Researchers have found that microglia in the aging brain have a tendency to accumulate lipids, and that those that do are harmful. This is a fascinating discovery, given that microglia are essentially the central nervous system version of macrophages elsewhere in the body, and lipid accumulation in macrophages leading to senescence and inflammatory behavior is an important mechanism in atherosclerosis. Further, it is well established that microglia in the brain become inflammatory, senescent, and dysfunctional in later life, and this behavior contributes to the progression of neurodegenerative conditions. It has been demonstrated that removing senescent microglia can turn back Alzheimer's pathology in mouse models of the condition, for example. This lipid accumulation might be an important aspect of dysfunction in microglia, though it is anyone's guess at this point as to where it sits in the web of cause and effect.
Microglia in the brain assume a dizzying array of states. Now researchers describe a new one: lipid droplet-accumulating microglia (LAM). These lipid-stuffed cells resemble the foamy macrophages seen in atherosclerotic lesions. They accumulate in the hippocampus of the aging brain and appear to be bad news, hiking inflammation and reactive oxygen species while having little ability to phagocytose debris. Notably, inflammatory stimuli induce LAM, as do some genetic variants associated with neurodegenerative disease.
Previous studies have identified a smorgasbord of distinct transcriptional profiles delineating subtypes of microglial states. A handful of these have been correlated with neurodegenerative disease. These include disease-associated microglia (DAM), which cluster around plaques in mouse models of amyloidosis, and the similar microglial neurodegenerative phenotype (MGnD) found in multiple mouse disease models. A recent study characterized human Alzheimer's microglia (HAM), which were isolated from the Alzheimer's brain. It is still unclear how all these types relate to each other and what they do.
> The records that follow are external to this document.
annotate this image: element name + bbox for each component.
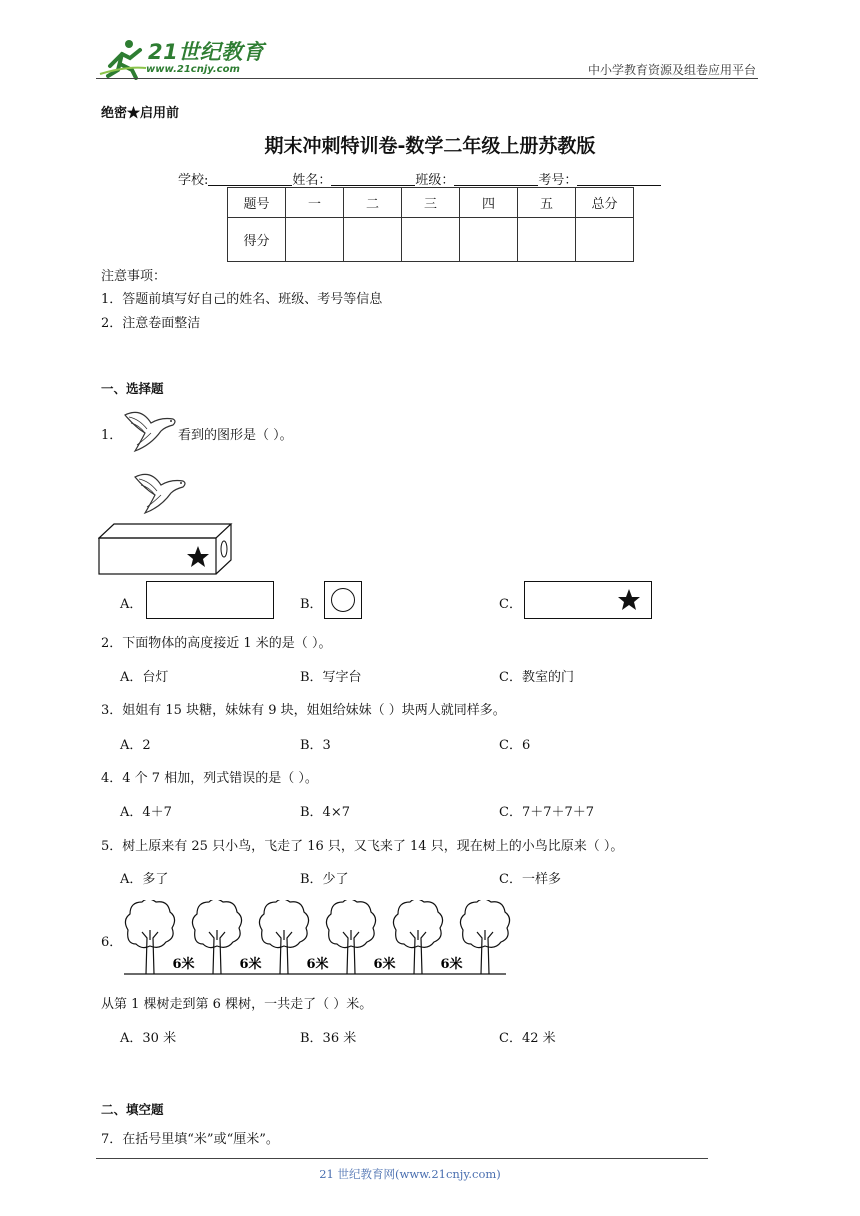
rectangle-shape	[146, 581, 274, 619]
q3-option-c[interactable]: C．6	[499, 738, 531, 753]
score-header-cell: 三	[402, 188, 460, 218]
header-divider	[96, 78, 758, 79]
score-header-cell: 一	[286, 188, 344, 218]
q5-option-a[interactable]: A．多了	[120, 872, 169, 887]
q6-option-c[interactable]: C．42 米	[499, 1031, 556, 1046]
distance-labels	[172, 956, 462, 972]
name-blank[interactable]	[331, 173, 415, 186]
footer-divider	[96, 1158, 708, 1159]
page-title: 期末冲刺特训卷-数学二年级上册苏教版	[264, 135, 596, 157]
note-item: 1．答题前填写好自己的姓名、班级、考号等信息	[101, 292, 383, 307]
q5-option-c[interactable]: C．一样多	[499, 872, 561, 887]
score-header-cell: 四	[460, 188, 518, 218]
school-label: 学校:	[178, 173, 209, 188]
q1-option-c-label[interactable]: C．	[499, 597, 522, 612]
q1-option-b-label[interactable]: B．	[300, 597, 323, 612]
class-blank[interactable]	[454, 173, 538, 186]
q1-number: 1．	[101, 428, 123, 443]
score-header-row	[228, 188, 634, 218]
score-cell[interactable]	[460, 218, 518, 262]
q4-option-b[interactable]: B．4×7	[300, 805, 350, 820]
score-cell[interactable]	[518, 218, 576, 262]
q6-option-b[interactable]: B．36 米	[300, 1031, 357, 1046]
q1-option-a-label[interactable]: A．	[120, 597, 143, 612]
q4-option-c[interactable]: C．7＋7＋7＋7	[499, 805, 595, 820]
q3-option-b[interactable]: B．3	[300, 738, 331, 753]
class-label: 班级：	[415, 173, 455, 188]
student-info-line	[178, 169, 661, 188]
distance-label: 6米	[306, 957, 329, 972]
q1-text: 看到的图形是（ ）。	[178, 428, 293, 443]
secret-label: 绝密★启用前	[101, 106, 180, 121]
score-row-label: 得分	[228, 218, 286, 262]
school-blank[interactable]	[208, 173, 292, 186]
note-item: 2．注意卷面整洁	[101, 316, 201, 331]
exam-no-blank[interactable]	[577, 173, 661, 186]
rectangle-star-shape	[524, 581, 652, 619]
q5-option-b[interactable]: B．少了	[300, 872, 349, 887]
cuboid-figure	[98, 522, 234, 576]
score-value-row	[228, 218, 634, 262]
q4-text: 4．4 个 7 相加，列式错误的是（ ）。	[101, 771, 318, 786]
q2-option-a[interactable]: A．台灯	[120, 670, 169, 685]
notes-heading: 注意事项：	[101, 269, 167, 284]
logo-text: 21世纪教育	[148, 40, 265, 64]
score-header-cell: 二	[344, 188, 402, 218]
tree-icon	[326, 900, 375, 974]
q2-option-c[interactable]: C．教室的门	[499, 670, 574, 685]
bird-icon	[121, 405, 179, 455]
score-cell[interactable]	[402, 218, 460, 262]
q4-option-a[interactable]: A．4＋7	[120, 805, 172, 820]
section-heading-fill: 二、填空题	[101, 1102, 164, 1117]
section-heading-choice: 一、选择题	[101, 381, 164, 396]
q5-text: 5．树上原来有 25 只小鸟，飞走了 16 只，又飞来了 14 只，现在树上的小鸟比原来（ ）。	[101, 839, 624, 854]
q7-text: 7．在括号里填“米”或“厘米”。	[101, 1132, 279, 1147]
exam-no-label: 考号：	[538, 173, 578, 188]
tree-icon	[259, 900, 308, 974]
score-header-cell: 总分	[576, 188, 634, 218]
header-platform-text: 中小学教育资源及组卷应用平台	[587, 63, 756, 77]
q2-option-b[interactable]: B．写字台	[300, 670, 362, 685]
bird-icon	[131, 467, 189, 517]
circle-icon	[325, 582, 361, 618]
square-circle-shape	[324, 581, 362, 619]
score-table	[227, 187, 634, 262]
q6-text: 从第 1 棵树走到第 6 棵树，一共走了（ ）米。	[101, 997, 373, 1012]
trees-figure	[120, 900, 520, 978]
q6-option-a[interactable]: A．30 米	[120, 1031, 177, 1046]
score-cell[interactable]	[576, 218, 634, 262]
name-label: 姓名：	[292, 173, 332, 188]
footer-text: 21 世纪教育网(www.21cnjy.com)	[319, 1167, 501, 1181]
q2-text: 2．下面物体的高度接近 1 米的是（ ）。	[101, 636, 332, 651]
distance-label: 6米	[239, 957, 262, 972]
distance-label: 6米	[373, 957, 396, 972]
distance-label: 6米	[172, 957, 195, 972]
tree-icon	[460, 900, 509, 974]
tree-icon	[125, 900, 174, 974]
tree-icon	[393, 900, 442, 974]
distance-label: 6米	[440, 957, 463, 972]
q6-number: 6．	[101, 935, 123, 950]
star-icon	[617, 588, 641, 612]
score-header-cell: 题号	[228, 188, 286, 218]
score-cell[interactable]	[344, 218, 402, 262]
score-header-cell: 五	[518, 188, 576, 218]
q3-text: 3．姐姐有 15 块糖，妹妹有 9 块，姐姐给妹妹（ ）块两人就同样多。	[101, 703, 506, 718]
q3-option-a[interactable]: A．2	[120, 738, 151, 753]
score-cell[interactable]	[286, 218, 344, 262]
logo-url: www.21cnjy.com	[146, 64, 240, 75]
tree-icon	[192, 900, 241, 974]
While examining hippocampal sections from aged wild-type mice by electron microscopy, researchers were struck by the accumulation of lipid droplets inside microglia. These microglia resembled cells first described by Alois Alzheimer, who reported lipid-stuffed glia clustering around amyloid plaques in the Alzheimer's brain more than 100 years ago. Researchers quantified the phenomenon in mice, finding that more than half the hippocampal microglia in 20-month-old wild-type animals contained from one to three lipid droplets. Droplets were rare in other brain regions, and nearly absent in 3-month-old mice.
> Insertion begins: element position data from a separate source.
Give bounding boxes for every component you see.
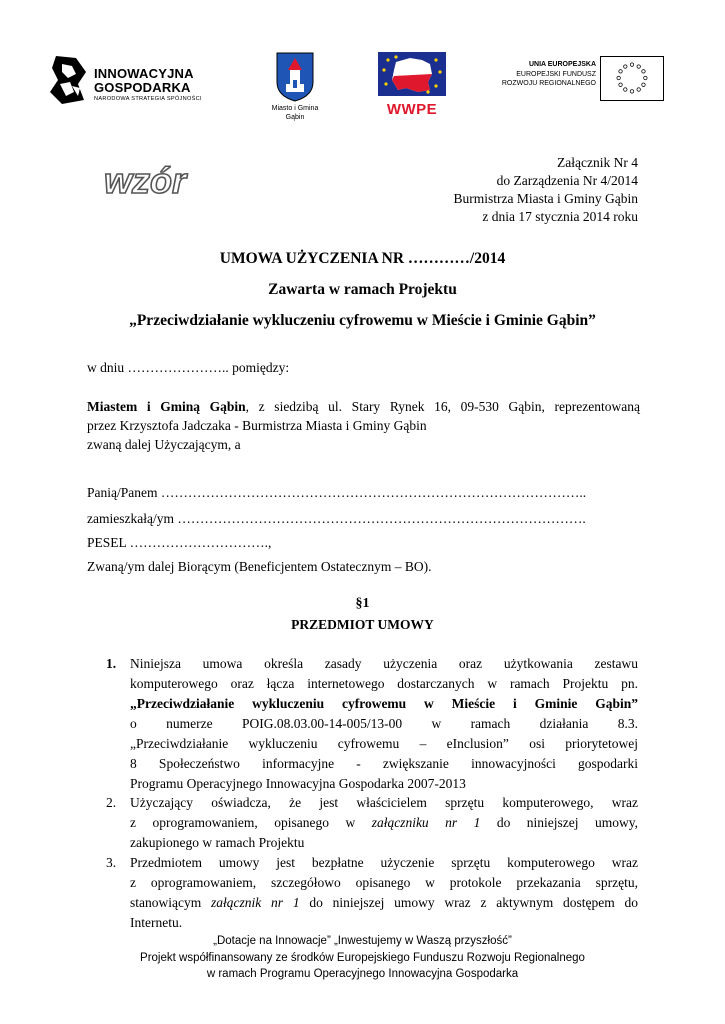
ue-line3: ROZWOJU REGIONALNEGO: [501, 80, 596, 87]
innowacyjna-tagline: NARODOWA STRATEGIA SPÓJNOŚCI: [94, 96, 202, 102]
item2-line3: zakupionego w ramach Projektu: [130, 835, 305, 850]
party-line3: zwaną dalej Użyczającym, a: [87, 437, 241, 452]
party-line2: przez Krzysztofa Jadczaka - Burmistrza Miasta i Gminy Gąbin: [87, 418, 427, 433]
wwpe-text: WWPE: [386, 101, 438, 118]
item3-line3-ref: załącznik nr 1: [211, 895, 300, 910]
item3-number: 3.: [106, 855, 117, 870]
wzor-stamp: [102, 160, 212, 200]
gabin-caption-line2: Gąbin: [285, 114, 305, 121]
item1-line6: 8 Społeczeństwo informacyjne - zwiększanie innowacyjności gospodarki: [130, 756, 638, 771]
attachment-line1: Załącznik Nr 4: [557, 155, 638, 170]
svg-text:wzór: wzór: [104, 160, 187, 200]
innowacyjna-line2: GOSPODARKA: [94, 80, 191, 95]
item1-number: 1.: [106, 656, 117, 671]
item1-line5: „Przeciwdziałanie wykluczeniu cyfrowemu – eInclusion” osi priorytetowej: [130, 736, 638, 751]
party-line1: [87, 397, 640, 416]
item3-line3: [130, 893, 638, 913]
agreement-title: UMOWA UŻYCZENIA NR …………/2014: [219, 250, 506, 267]
attachment-line3: Burmistrza Miasta i Gminy Gąbin: [453, 191, 638, 206]
innowacyjna-line1: INNOWACYJNA: [94, 66, 194, 81]
item1-line2: komputerowego oraz łącza internetowego dostarczanych w ramach Projektu pn.: [130, 676, 638, 691]
party-line1-text: [87, 397, 640, 416]
pesel-line: PESEL ………………………….,: [87, 535, 272, 550]
innowacyjna-gospodarka-mark-icon: [48, 54, 88, 106]
item3-line4: Internetu.: [130, 915, 183, 930]
section-heading: PRZEDMIOT UMOWY: [291, 617, 434, 632]
item2-number: 2.: [106, 795, 117, 810]
eu-flag-icon: [600, 56, 664, 101]
agreement-subtitle: Zawarta w ramach Projektu: [268, 281, 457, 298]
project-title: „Przeciwdziałanie wykluczeniu cyfrowemu w Mieście i Gminie Gąbin”: [129, 312, 596, 329]
item2-text: [130, 793, 638, 853]
eu-poland-map-icon: [378, 52, 446, 96]
section-number: §1: [355, 596, 370, 611]
zamieszkala-line: zamieszkałą/ym ……………………………………………………………………………….: [87, 511, 586, 526]
gabin-caption-line1: Miasto i Gmina: [271, 105, 319, 112]
item3-text: [130, 853, 638, 933]
party-name: Miastem i Gminą Gąbin: [87, 399, 246, 414]
eu-fund-logo: [498, 56, 664, 104]
pania-line: Panią/Panem …………………………………………………………………………………..: [87, 485, 587, 500]
item2-line2-a: z oprogramowaniem, opisanego w: [130, 815, 372, 830]
wwpe-logo: [374, 52, 450, 124]
ue-line2: EUROPEJSKI FUNDUSZ: [516, 71, 596, 78]
item1-line3: „Przeciwdziałanie wykluczeniu cyfrowemu w Mieście i Gminie Gąbin”: [130, 696, 638, 711]
item3-line1: Przedmiotem umowy jest bezpłatne użyczenie sprzętu komputerowego wraz: [130, 855, 638, 870]
innowacyjna-gospodarka-logo: [48, 52, 218, 108]
item2-line2-ref: załączniku nr 1: [371, 815, 481, 830]
item1-line7: Programu Operacyjnego Innowacyjna Gospodarka 2007-2013: [130, 776, 466, 791]
item2-line2-c: do niniejszej umowy,: [480, 815, 639, 830]
gabin-crest-icon: [276, 52, 314, 102]
item3-line3-a: stanowiącym: [130, 895, 212, 910]
item1-line4: o numerze POIG.08.03.00-14-005/13-00 w ramach działania 8.3.: [130, 716, 638, 731]
zwana-line: Zwaną/ym dalej Biorącym (Beneficjentem Ostatecznym – BO).: [87, 559, 432, 574]
footer-line3: w ramach Programu Operacyjnego Innowacyjna Gospodarka: [206, 968, 519, 980]
item3-line2: z oprogramowaniem, szczegółowo opisanego w protokole przekazania sprzętu,: [130, 875, 638, 890]
footer-line2: Projekt współfinansowany ze środków Europejskiego Funduszu Rozwoju Regionalnego: [140, 952, 585, 964]
party-address: , z siedzibą ul. Stary Rynek 16, 09-530 Gąbin, reprezentowaną: [245, 399, 640, 414]
date-line: w dniu ………………….. pomiędzy:: [87, 360, 290, 375]
attachment-line4: z dnia 17 stycznia 2014 roku: [482, 209, 638, 224]
item1-text: [130, 654, 638, 794]
item3-line3-c: do niniejszej umowy wraz z aktywnym dostępem do: [299, 895, 639, 910]
item1-line1: Niniejsza umowa określa zasady użyczenia oraz użytkowania zestawu: [130, 656, 638, 671]
item2-line1: Użyczający oświadcza, że jest właścicielem sprzętu komputerowego, wraz: [130, 795, 638, 810]
footer-line1: „Dotacje na Innowacje” „Inwestujemy w Waszą przyszłość”: [213, 935, 512, 947]
gabin-crest-logo: [268, 52, 322, 130]
attachment-line2: do Zarządzenia Nr 4/2014: [496, 173, 638, 188]
ue-line1: UNIA EUROPEJSKA: [528, 61, 596, 68]
item2-line2: [130, 813, 638, 833]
To characterize these LAM, the authors isolated microglia from aged mouse hippocampi and sorted out those with high lipid content. Transcriptional profiling revealed 692 genes that were differently expressed between cells with low and high lipid content. In particular, genes involved in the production of reactive oxygen species, lipids, and pro-inflammatory cytokines were up in LAM, while genes responsible for phagocytosis were down. Notably, this transcriptional profile was in many respects the opposite of DAM, which turn up phagocytotic genes.
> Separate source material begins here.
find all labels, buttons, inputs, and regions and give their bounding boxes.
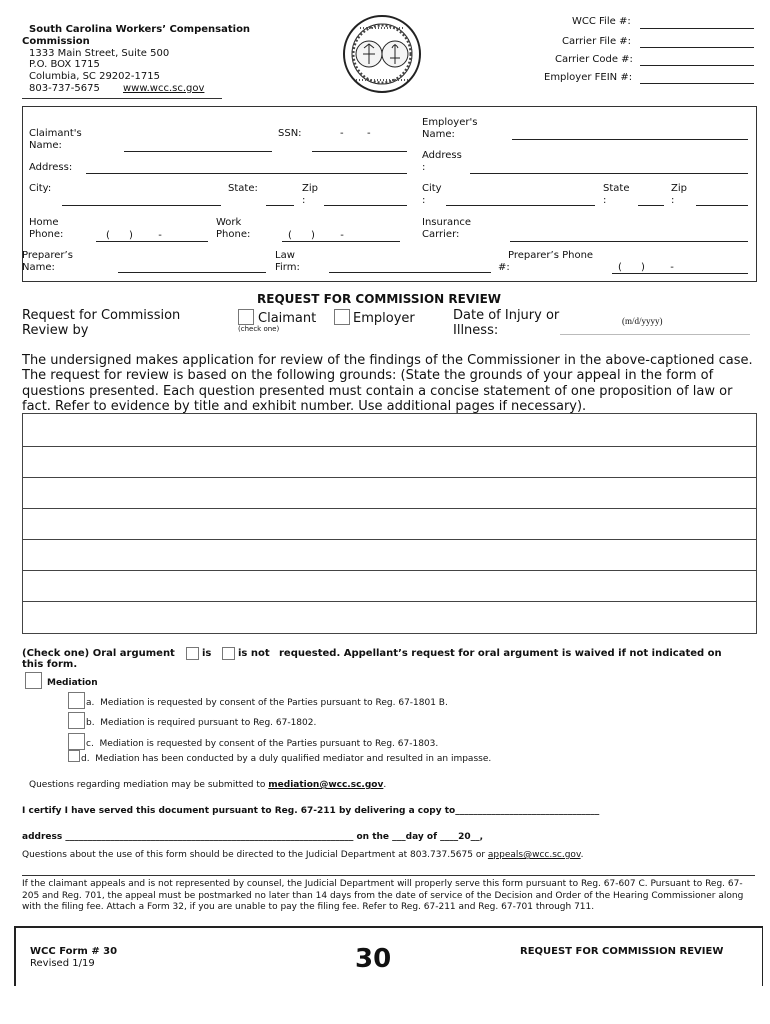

Functional studies of LAM reinforced these transcriptional findings. When the authors injected myelin debris into aged mouse hippocampus, microglia without lipid droplets engulfed it, but few LAM did. LAM isolated from brain produced more reactive oxygen species (ROS) than did low-lipid microglia, and they secreted higher levels of several pro-inflammatory cytokines such as CCL3, CXCL10, and IL-6. How do these cells arise? Because many of the LAM genes are regulated by inflammation, researchers speculate that they are products of an inflammatory response.